То, что я свято берег в себе, чем гордился — духовная независимость, чистая жажда добра, — оказалось наглухо замурованным и полузадушенным. Любовь сделала меня зрячим, но стену не разрушила. Ясно осознанная немота души мучила меня, жгла изнутри; привычный строй речи, мишура привычных мыслей, пошлые дохлые слова, какими мы обменивались с Наташей, утомляли, как черная бессмысленная работа. Постепенно я стал более обычного зол, раздражителен и нетерпим. Наташа все сносила, как богиня, сознающая свое бессмертие; она была выше суеты наших внутренних неумолимых барабанщиков. На самые дурные мои вопросы, касающиеся, например, ее интимных отношений с Николаем Петровичем, она попросту не отвечала, но иногда глубина ее спокойных глаз наливалась подозрительной влагой, что доставляло мне сатанинское удовольствие.

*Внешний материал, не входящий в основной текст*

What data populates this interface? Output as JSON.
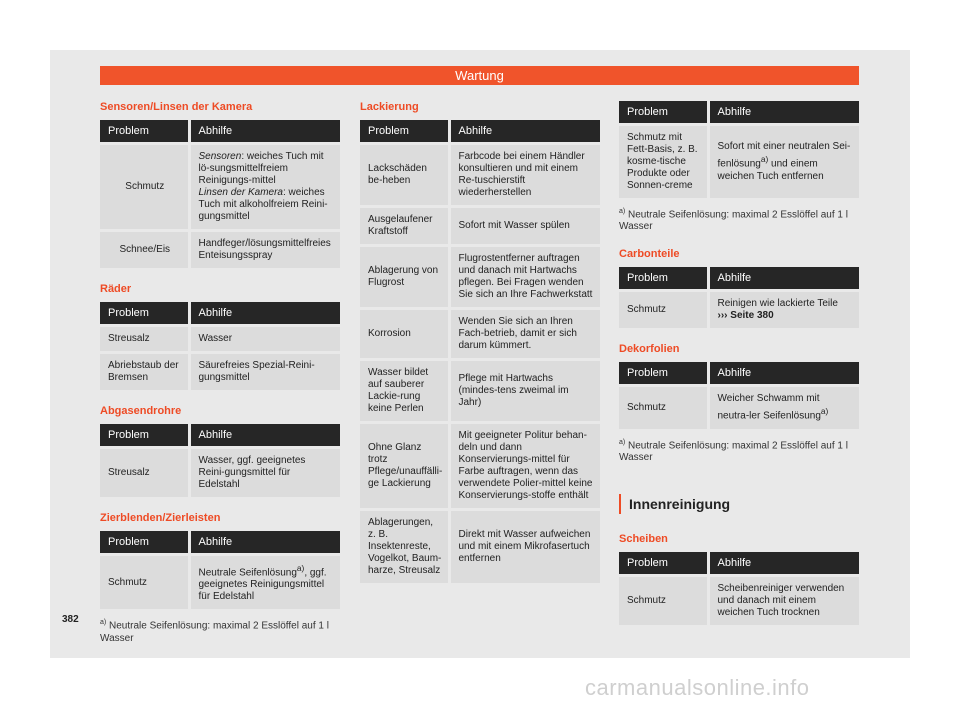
{
  "header_title": "Wartung",
  "col_header": {
    "problem": "Problem",
    "remedy": "Abhilfe"
  },
  "left": {
    "s1_title": "Sensoren/Linsen der Kamera",
    "s1_rows": [
      {
        "p": "Schmutz",
        "r_a_label": "Sensoren",
        "r_a_text": ": weiches Tuch mit lö-sungsmittelfreiem Reinigungs-mittel",
        "r_b_label": "Linsen der Kamera",
        "r_b_text": ": weiches Tuch mit alkoholfreiem Reini-gungsmittel"
      },
      {
        "p": "Schnee/Eis",
        "r": "Handfeger/lösungsmittelfreies Enteisungsspray"
      }
    ],
    "s2_title": "Räder",
    "s2_rows": [
      {
        "p": "Streusalz",
        "r": "Wasser"
      },
      {
        "p": "Abriebstaub der Bremsen",
        "r": "Säurefreies Spezial-Reini-gungsmittel"
      }
    ],
    "s3_title": "Abgasendrohre",
    "s3_rows": [
      {
        "p": "Streusalz",
        "r": "Wasser, ggf. geeignetes Reini-gungsmittel für Edelstahl"
      }
    ],
    "s4_title": "Zierblenden/Zierleisten",
    "s4_rows": [
      {
        "p": "Schmutz",
        "r1": "Neutrale Seifenlösung",
        "sup": "a)",
        "r2": ", ggf. geeignetes Reinigungsmittel für Edelstahl"
      }
    ],
    "footnote_mark": "a)",
    "footnote_text": "Neutrale Seifenlösung: maximal 2 Esslöffel auf 1 l Wasser"
  },
  "middle": {
    "title": "Lackierung",
    "rows": [
      {
        "p": "Lackschäden be-heben",
        "r": "Farbcode bei einem Händler konsultieren und mit einem Re-tuschierstift wiederherstellen"
      },
      {
        "p": "Ausgelaufener Kraftstoff",
        "r": "Sofort mit Wasser spülen"
      },
      {
        "p": "Ablagerung von Flugrost",
        "r": "Flugrostentferner auftragen und danach mit Hartwachs pflegen. Bei Fragen wenden Sie sich an Ihre Fachwerkstatt"
      },
      {
        "p": "Korrosion",
        "r": "Wenden Sie sich an Ihren Fach-betrieb, damit er sich darum kümmert."
      },
      {
        "p": "Wasser bildet auf sauberer Lackie-rung keine Perlen",
        "r": "Pflege mit Hartwachs (mindes-tens zweimal im Jahr)"
      },
      {
        "p": "Ohne Glanz trotz Pflege/unauffälli-ge Lackierung",
        "r": "Mit geeigneter Politur behan-deln und dann Konservierungs-mittel für Farbe auftragen, wenn das verwendete Polier-mittel keine Konservierungs-stoffe enthält"
      },
      {
        "p": "Ablagerungen, z. B. Insektenreste, Vogelkot, Baum-harze, Streusalz",
        "r": "Direkt mit Wasser aufweichen und mit einem Mikrofasertuch entfernen"
      }
    ]
  },
  "right": {
    "t1_rows": [
      {
        "p": "Schmutz mit Fett-Basis, z. B. kosme-tische Produkte oder Sonnen-creme",
        "r1": "Sofort mit einer neutralen Sei-fenlösung",
        "sup": "a)",
        "r2": " und einem weichen Tuch entfernen"
      }
    ],
    "footnote1_mark": "a)",
    "footnote1_text": "Neutrale Seifenlösung: maximal 2 Esslöffel auf 1 l Wasser",
    "s2_title": "Carbonteile",
    "s2_rows": [
      {
        "p": "Schmutz",
        "r": "Reinigen wie lackierte Teile",
        "link_arrow": "›››",
        "link_text": "Seite 380"
      }
    ],
    "s3_title": "Dekorfolien",
    "s3_rows": [
      {
        "p": "Schmutz",
        "r1": "Weicher Schwamm mit neutra-ler Seifenlösung",
        "sup": "a)"
      }
    ],
    "footnote2_mark": "a)",
    "footnote2_text": "Neutrale Seifenlösung: maximal 2 Esslöffel auf 1 l Wasser",
    "inner_title": "Innenreinigung",
    "s4_title": "Scheiben",
    "s4_rows": [
      {
        "p": "Schmutz",
        "r": "Scheibenreiniger verwenden und danach mit einem weichen Tuch trocknen"
      }
    ]
  },
  "page_number": "382",
  "watermark": "carmanualsonline.info",
  "colors": {
    "accent": "#f0542b",
    "header_bg": "#262626",
    "cell_bg": "#dcdcdc",
    "page_bg": "#e9e9e9"
  }
}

— У тебя когда отпуск, Наташа? — спросил я однажды.

— Наверное, в сентябре. Я хочу поехать в Сочи, не в сами Сочи, конечно, там столпотворение, а южнее — все забываю название — в пансионат. У одной моей подруги родственник директор пансионата. Ой, там чудесно, Витенька. Я в прошлом году отдыхала. На пляже — ни души, хоть голой купайся. По вечерам…

— Наталья!

— Да, милый.

— Ты можешь помолчать минутку?.. С кем ты поедешь, с Николаем Петровичем?

— Нет, с Леной. Я и в прошлом году с ней была. И Люда брала с собой дочку. Знаешь…

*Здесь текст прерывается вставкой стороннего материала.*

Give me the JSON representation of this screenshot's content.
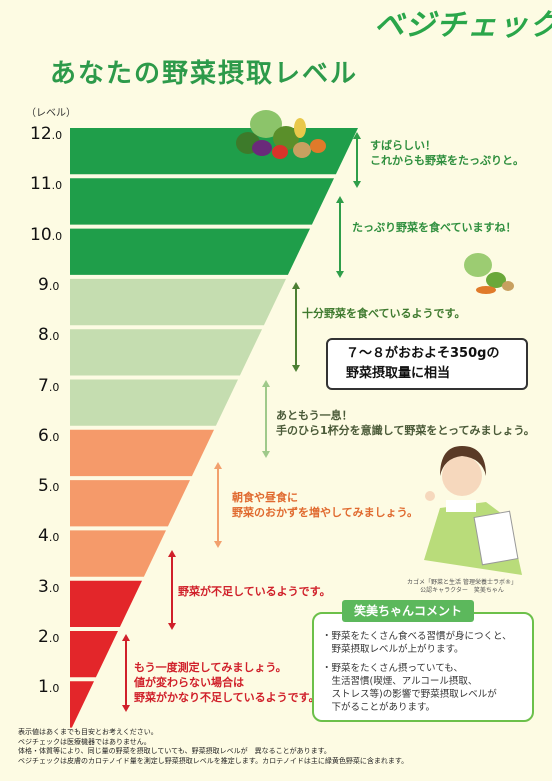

— Наталья! Почему ты не едешь вместе с Николаем Петровичем?

Посмотрела с опаской — какую гадость я придумал. А я ничего не придумал. Это был мирный вечер, один из редких. В такие вечера мы с ней любили мечтать о совместных поездках, строили планы, в которые я не верил, а она им радовалась.

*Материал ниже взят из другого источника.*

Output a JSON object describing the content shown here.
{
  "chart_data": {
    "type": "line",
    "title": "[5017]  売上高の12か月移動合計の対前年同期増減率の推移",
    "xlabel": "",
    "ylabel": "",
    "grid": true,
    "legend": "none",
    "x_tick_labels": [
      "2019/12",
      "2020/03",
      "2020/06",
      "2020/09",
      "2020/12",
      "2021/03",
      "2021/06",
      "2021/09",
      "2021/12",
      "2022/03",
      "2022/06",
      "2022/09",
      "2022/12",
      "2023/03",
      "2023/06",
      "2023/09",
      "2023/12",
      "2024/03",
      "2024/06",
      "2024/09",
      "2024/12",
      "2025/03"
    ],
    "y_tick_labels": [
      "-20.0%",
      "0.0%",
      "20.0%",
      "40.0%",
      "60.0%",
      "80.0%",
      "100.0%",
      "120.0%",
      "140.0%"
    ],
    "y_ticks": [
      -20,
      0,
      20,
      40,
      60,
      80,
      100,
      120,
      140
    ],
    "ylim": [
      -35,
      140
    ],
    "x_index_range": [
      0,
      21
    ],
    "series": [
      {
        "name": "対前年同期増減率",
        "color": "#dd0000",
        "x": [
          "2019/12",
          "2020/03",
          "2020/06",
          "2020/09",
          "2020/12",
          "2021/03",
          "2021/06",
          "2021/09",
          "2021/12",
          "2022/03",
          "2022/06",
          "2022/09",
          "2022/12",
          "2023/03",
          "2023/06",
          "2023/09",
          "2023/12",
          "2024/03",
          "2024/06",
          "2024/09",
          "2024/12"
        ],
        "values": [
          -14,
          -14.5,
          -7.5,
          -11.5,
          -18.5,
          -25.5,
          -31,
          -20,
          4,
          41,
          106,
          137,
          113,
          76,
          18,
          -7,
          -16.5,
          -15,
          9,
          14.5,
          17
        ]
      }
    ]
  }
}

— Что ты, Витя. Мы никогда вместе не отдыхаем. Он ведь очень занятой человек.

— То–то ты ему и изменяешь.

— Я не изменяю.

— А со мной?

— Я ушла от него к тебе.

— Ну ладно, — я подобрел и расслабился, хорошо, что она так говорит. — Давай так. Ты мне из Сочи позвонишь и скажешь, могу ли я приехать. Я приеду, и мы недельку поживем в твоем пансионате. Потом сядем на самолет — и в Коктебель. Всю жизнь собирался там побывать. Согласна?

— А Леночка?

— Дочку — Николаю Петровичу. Шучу. С собой возьмем. Хоть фруктов поест как следует. Ты же на ней экономишь, на ее питании.

— Как тебе не стыдно, негодяй!

Мы еще перебрали с десяток вариантов отпусков.

Расстелили на полу карту и ползали по ней до поздней ночи. Потом попили чаю и легли спать. Она плакала во сне, теплые слезы стекали на мое плечо. В эту ночь я твердо решил не мучить ее больше и расстаться с ней.

Наступил долгий ровный период, тянувшийся всю весну и начало лета. За это время Николай Петрович не приехал ни разу, на вопросы о нем я получал неизменное «не твое дело, милый!», да в конце концов существование Наташиного мужа как–то потеряло для меня остроту. Иногда всплывало из памяти его предупреждение, что он «раздавит меня насмерть» в случае, если Наташе будет плохо, — этакое духовное завещание благородного обманутого мужа. Ей не было плохо и не было хорошо. С понедельника до пятницы она жила у меня, готовила еду, прибиралась, вечером в пятницу ехала в садик за Леночкой, и субботу с воскресеньем проводила с дочкой у себя дома. Но и в эти дни я ходил к ним в гости и там обедал, хлебал щи из тарелки мужа и пил чай из его большой голубой чашки. Леночка перестала дичиться и вскоре занялась моим воспитанием, по ее привычкам и манерам я больше узнавал о характере ее матери, чем от самой Наташи — Дядя Витя, почему вы прихлебываете из блюдечка? Это неприлично.